On the second to last day of 1936, the year-old United Auto Workers launched a sit-down strike at a General Motors facility in Flint, Michigan, demanding raises for the workers and recognition of the UAW as the authorized body for collective bargaining. The strike eventually succeeded, forcing GM to recognize the UAW and swelling organized labor’s ranks. It was a pivotal battle in the fight to unionize the American workforce. The Nation covered the episode early in 1937 with “Detroit Digs In,” by Edward Levinson, the labor editor of the New York Post who was later hired as publicist for the UAW itself.
The future of the Committee for Industrial Organization, most hopeful development in the history of the American labor movement, lies in the hands of the sitdown strikers who have occupied Fisher Body Plant No. 1 at Flint, Michigan….
Attention has been shifted from the scattered front-line trenches to union and corporation general headquarters in Detroit. The first week of the strike has been marked by the total failure of peace efforts; the negotiations have served chiefly to clarify the issues in the conflict and to reveal the determination of both sides. The union is ready now to sit down and bargain for an agreement. The corporation insists, however, that the five occupied plants—in Flint, Cleveland, Detroit and Anderson—must first be evacuated. In other words, they are asking the union to surrender its arms and then resume the war….

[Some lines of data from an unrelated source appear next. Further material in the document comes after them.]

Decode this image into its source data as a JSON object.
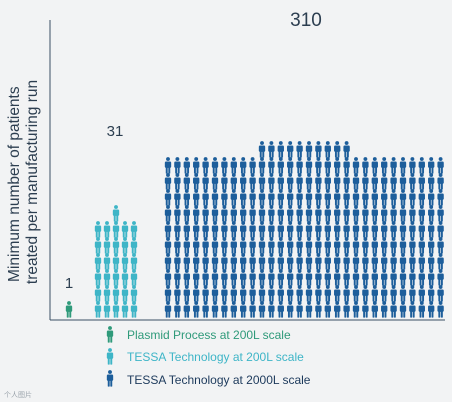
{
  "chart_data": {
    "type": "bar",
    "ylabel": "Minimum number of patients treated per manufacturing run",
    "ylabel_lines": [
      "Minimum number of patients",
      "treated per manufacturing run"
    ],
    "categories": [
      "Plasmid Process at 200L scale",
      "TESSA Technology at 200L scale",
      "TESSA Technology at 2000L scale"
    ],
    "values": [
      1,
      31,
      310
    ],
    "data_labels": [
      "1",
      "31",
      "310"
    ],
    "colors": [
      "#2f9a7a",
      "#3eb5c7",
      "#1d5e9b"
    ],
    "marker": "person-icon",
    "legend_position": "bottom",
    "grid": false
  },
  "legend": {
    "items": [
      {
        "label": "Plasmid Process at 200L scale",
        "color": "#2f9a7a",
        "text_color": "#2f9a7a"
      },
      {
        "label": "TESSA Technology at 200L scale",
        "color": "#3eb5c7",
        "text_color": "#3eb5c7"
      },
      {
        "label": "TESSA Technology at 2000L scale",
        "color": "#1d5e9b",
        "text_color": "#1d3a5c"
      }
    ]
  },
  "watermark": "个人图片"
}
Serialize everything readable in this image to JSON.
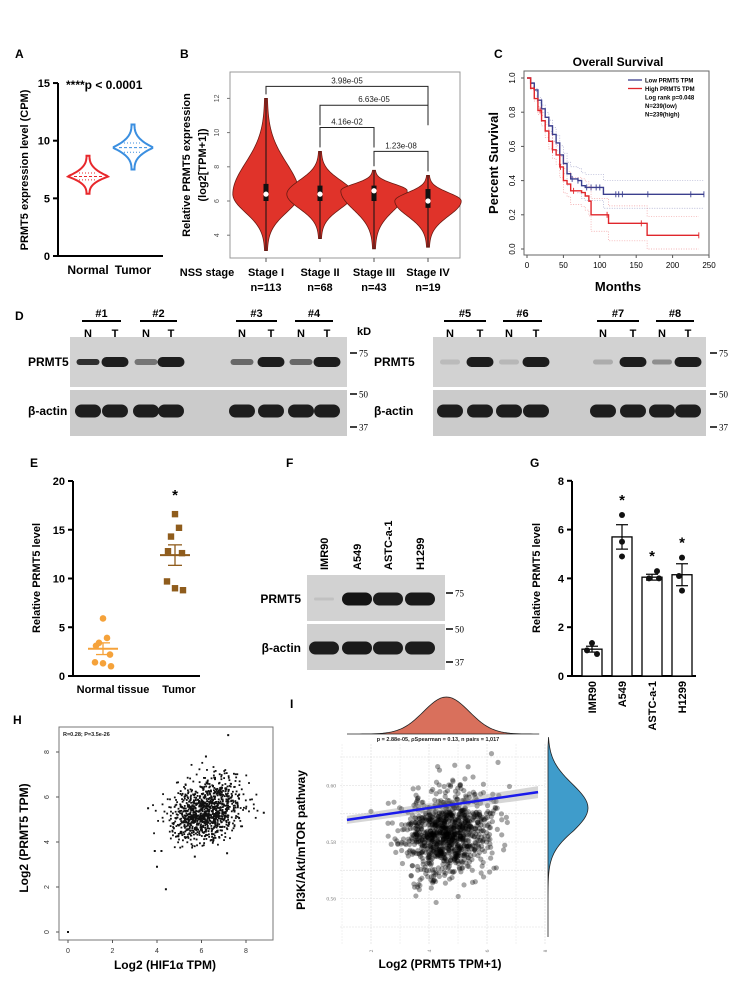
{
  "panel_labels": {
    "A": "A",
    "B": "B",
    "C": "C",
    "D": "D",
    "E": "E",
    "F": "F",
    "G": "G",
    "H": "H",
    "I": "I"
  },
  "chart_data": [
    {
      "panel": "A",
      "type": "violin",
      "ylabel": "PRMT5 expression level (CPM)",
      "ylim": [
        0,
        15
      ],
      "yticks": [
        "0",
        "5",
        "10",
        "15"
      ],
      "categories": [
        "Normal",
        "Tumor"
      ],
      "colors": [
        "#e8282c",
        "#3b8fe0"
      ],
      "violins": [
        {
          "min": 5.4,
          "max": 8.7,
          "median": 6.9,
          "q1": 6.6,
          "q3": 7.2
        },
        {
          "min": 7.5,
          "max": 11.4,
          "median": 9.4,
          "q1": 9.0,
          "q3": 9.8
        }
      ],
      "annotation": "****p < 0.0001"
    },
    {
      "panel": "B",
      "type": "violin",
      "ylabel": [
        "Relative PRMT5 expression",
        "(log2[TPM+1])"
      ],
      "ylim": [
        3,
        13.5
      ],
      "yticks": [
        "4",
        "6",
        "8",
        "10",
        "12"
      ],
      "xlabel": "NSS stage",
      "categories": [
        "Stage I",
        "Stage II",
        "Stage III",
        "Stage IV"
      ],
      "n_labels": [
        "n=113",
        "n=68",
        "n=43",
        "n=19"
      ],
      "color": "#e0332a",
      "violins": [
        {
          "min": 3.1,
          "max": 12.0,
          "median": 6.4,
          "q1": 6.0,
          "q3": 7.0
        },
        {
          "min": 3.8,
          "max": 8.9,
          "median": 6.4,
          "q1": 6.0,
          "q3": 6.9
        },
        {
          "min": 3.2,
          "max": 7.8,
          "median": 6.6,
          "q1": 6.0,
          "q3": 6.9
        },
        {
          "min": 3.3,
          "max": 7.5,
          "median": 6.0,
          "q1": 5.6,
          "q3": 6.7
        }
      ],
      "comparisons": [
        {
          "from": 0,
          "to": 3,
          "label": "3.98e-05",
          "y": 12.7
        },
        {
          "from": 1,
          "to": 3,
          "label": "6.63e-05",
          "y": 11.6
        },
        {
          "from": 1,
          "to": 2,
          "label": "4.16e-02",
          "y": 10.3
        },
        {
          "from": 2,
          "to": 3,
          "label": "1.23e-08",
          "y": 8.9
        }
      ]
    },
    {
      "panel": "C",
      "type": "line",
      "title": "Overall Survival",
      "xlabel": "Months",
      "ylabel": "Percent Survival",
      "xlim": [
        0,
        250
      ],
      "ylim": [
        0,
        1
      ],
      "xticks": [
        "0",
        "50",
        "100",
        "150",
        "200",
        "250"
      ],
      "yticks": [
        "0.0",
        "0.2",
        "0.4",
        "0.6",
        "0.8",
        "1.0"
      ],
      "legend": "top-right",
      "series": [
        {
          "name": "Low PRMT5 TPM",
          "color": "#3b3f8e",
          "points": [
            [
              0,
              1
            ],
            [
              5,
              0.97
            ],
            [
              10,
              0.93
            ],
            [
              15,
              0.87
            ],
            [
              20,
              0.82
            ],
            [
              25,
              0.77
            ],
            [
              30,
              0.72
            ],
            [
              35,
              0.67
            ],
            [
              40,
              0.62
            ],
            [
              45,
              0.55
            ],
            [
              50,
              0.5
            ],
            [
              55,
              0.44
            ],
            [
              60,
              0.41
            ],
            [
              70,
              0.4
            ],
            [
              75,
              0.37
            ],
            [
              80,
              0.36
            ],
            [
              105,
              0.32
            ],
            [
              243,
              0.32
            ]
          ],
          "censored": [
            62,
            70,
            82,
            88,
            95,
            100,
            122,
            126,
            131,
            166,
            225,
            243
          ]
        },
        {
          "name": "High PRMT5 TPM",
          "color": "#e0262b",
          "points": [
            [
              0,
              1
            ],
            [
              5,
              0.94
            ],
            [
              10,
              0.88
            ],
            [
              15,
              0.81
            ],
            [
              20,
              0.75
            ],
            [
              25,
              0.69
            ],
            [
              30,
              0.63
            ],
            [
              35,
              0.58
            ],
            [
              40,
              0.55
            ],
            [
              45,
              0.48
            ],
            [
              50,
              0.4
            ],
            [
              55,
              0.38
            ],
            [
              60,
              0.34
            ],
            [
              75,
              0.33
            ],
            [
              80,
              0.31
            ],
            [
              85,
              0.28
            ],
            [
              88,
              0.2
            ],
            [
              112,
              0.15
            ],
            [
              165,
              0.08
            ],
            [
              236,
              0.08
            ]
          ],
          "censored": [
            18,
            35,
            46,
            64,
            110,
            157,
            236
          ]
        }
      ],
      "legend_notes": [
        "Log rank p=0.048",
        "N=239(low)",
        "N=239(high)"
      ]
    },
    {
      "panel": "D",
      "type": "western-blot",
      "unit_label": "kD",
      "rows": [
        "PRMT5",
        "β-actin"
      ],
      "markers": [
        "75",
        "50",
        "37"
      ],
      "blots": [
        {
          "samples": [
            {
              "label": "#1",
              "lanes": [
                "N",
                "T"
              ]
            },
            {
              "label": "#2",
              "lanes": [
                "N",
                "T"
              ]
            },
            {
              "label": "#3",
              "lanes": [
                "N",
                "T"
              ]
            },
            {
              "label": "#4",
              "lanes": [
                "N",
                "T"
              ]
            }
          ],
          "prmt5_intensity": [
            0.85,
            0.95,
            0.55,
            0.95,
            0.6,
            0.95,
            0.6,
            0.95
          ],
          "actin_intensity": [
            0.95,
            0.95,
            0.95,
            0.95,
            0.95,
            0.95,
            0.95,
            0.95
          ]
        },
        {
          "samples": [
            {
              "label": "#5",
              "lanes": [
                "N",
                "T"
              ]
            },
            {
              "label": "#6",
              "lanes": [
                "N",
                "T"
              ]
            },
            {
              "label": "#7",
              "lanes": [
                "N",
                "T"
              ]
            },
            {
              "label": "#8",
              "lanes": [
                "N",
                "T"
              ]
            }
          ],
          "prmt5_intensity": [
            0.2,
            0.95,
            0.22,
            0.95,
            0.3,
            0.95,
            0.45,
            0.95
          ],
          "actin_intensity": [
            0.95,
            0.95,
            0.95,
            0.95,
            0.95,
            0.95,
            0.95,
            0.95
          ]
        }
      ]
    },
    {
      "panel": "E",
      "type": "scatter",
      "ylabel": "Relative PRMT5 level",
      "ylim": [
        0,
        20
      ],
      "yticks": [
        "0",
        "5",
        "10",
        "15",
        "20"
      ],
      "categories": [
        "Normal tissue",
        "Tumor"
      ],
      "colors": [
        "#f5a23a",
        "#8f5c1c"
      ],
      "groups": [
        {
          "values": [
            5.9,
            3.9,
            3.4,
            3.1,
            2.2,
            1.4,
            1.3,
            1.0
          ],
          "mean": 2.8,
          "sem": 0.6
        },
        {
          "values": [
            16.6,
            15.2,
            14.3,
            12.8,
            12.6,
            9.7,
            9.0,
            8.8
          ],
          "mean": 12.4,
          "sem": 1.05
        }
      ],
      "significance": [
        "",
        "*"
      ]
    },
    {
      "panel": "F",
      "type": "western-blot",
      "lanes": [
        "IMR90",
        "A549",
        "ASTC-a-1",
        "H1299"
      ],
      "rows": [
        "PRMT5",
        "β-actin"
      ],
      "markers": [
        "75",
        "50",
        "37"
      ],
      "prmt5_intensity": [
        0.15,
        1,
        0.95,
        0.97
      ],
      "actin_intensity": [
        0.95,
        0.97,
        0.95,
        0.95
      ]
    },
    {
      "panel": "G",
      "type": "bar",
      "ylabel": "Relative PRMT5 level",
      "ylim": [
        0,
        8
      ],
      "yticks": [
        "0",
        "2",
        "4",
        "6",
        "8"
      ],
      "categories": [
        "IMR90",
        "A549",
        "ASTC-a-1",
        "H1299"
      ],
      "values": [
        1.1,
        5.7,
        4.05,
        4.15
      ],
      "sem": [
        0.12,
        0.5,
        0.12,
        0.45
      ],
      "points": [
        [
          1.35,
          1.05,
          0.9
        ],
        [
          6.6,
          5.5,
          4.9
        ],
        [
          4.3,
          4.0,
          4.0
        ],
        [
          4.85,
          4.1,
          3.5
        ]
      ],
      "significance": [
        "",
        "*",
        "*",
        "*"
      ]
    },
    {
      "panel": "H",
      "type": "scatter",
      "xlabel": "Log2 (HIF1α TPM)",
      "ylabel": "Log2 (PRMT5 TPM)",
      "xlim": [
        -0.4,
        9.0
      ],
      "ylim": [
        -0.4,
        9.0
      ],
      "xticks": [
        "0",
        "2",
        "4",
        "6",
        "8"
      ],
      "yticks": [
        "0",
        "2",
        "4",
        "6",
        "8"
      ],
      "annotation": "R=0.28; P=3.5e-26",
      "point_cloud": {
        "n": 1100,
        "mean_x": 6.2,
        "mean_y": 5.4,
        "sd_x": 0.75,
        "sd_y": 0.7,
        "r": 0.28
      },
      "outliers": [
        [
          0,
          0
        ],
        [
          4.4,
          1.9
        ],
        [
          4.0,
          2.9
        ],
        [
          3.9,
          3.6
        ],
        [
          4.2,
          3.6
        ],
        [
          5.7,
          3.35
        ],
        [
          7.2,
          8.75
        ],
        [
          3.6,
          5.5
        ],
        [
          8.8,
          5.3
        ],
        [
          7.15,
          3.5
        ],
        [
          6.2,
          7.8
        ]
      ]
    },
    {
      "panel": "I",
      "type": "scatter",
      "xlabel": "Log2 (PRMT5 TPM+1)",
      "ylabel": "PI3K/Akt/mTOR pathway",
      "xticks": [
        "2",
        "4",
        "6",
        "8"
      ],
      "yticks": [
        "0.56",
        "0.58",
        "0.60"
      ],
      "annotation": "p = 2.88e-05, ρSpearman = 0.13, n pairs = 1,017",
      "point_cloud": {
        "n": 1017,
        "mean_x": 4.6,
        "mean_y": 0.5835,
        "sd_x": 0.75,
        "sd_y": 0.0075,
        "r": 0.13
      },
      "regression": [
        [
          1.17,
          0.5878
        ],
        [
          7.76,
          0.5976
        ]
      ],
      "regression_color": "#1a1aeb",
      "marginal_colors": {
        "x": "#d9705c",
        "y": "#3f9ccb"
      }
    }
  ]
}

Passing from the lofty stability of the General Motors building in Detroit to the tense but calm offices of the baby union which has tied up the giant corporation, one thinks constantly of the men in Flint’s Fisher Body Plant No. 1. Police and kitchen committees, runners to the union headquarters, strike and executive committees, and a general assembly every afternoon at four have placed the destiny of the strike in the hands of the rank and file. Leaders are verbally slow but mentally clear. Rank-and-file cooperation has made the “chief of police” the best loved man in the plant. There is no grumbling, although the men have been in the plant for eleven days and nights. Wives come to the windows to pass in laundry and food, which goes immediately into the general commissary. Women may not enter, but children may be passed through the windows for brief visits with their fathers. Every night at eight the strikers’ band of three guitars, a violin, a mouth organ, and a squeeze box broadcast over a loud-speaker for the strikers and the women and children outside. Spirituals and hill-billy songs fill out the program, which closes with “Solidarity Forever.”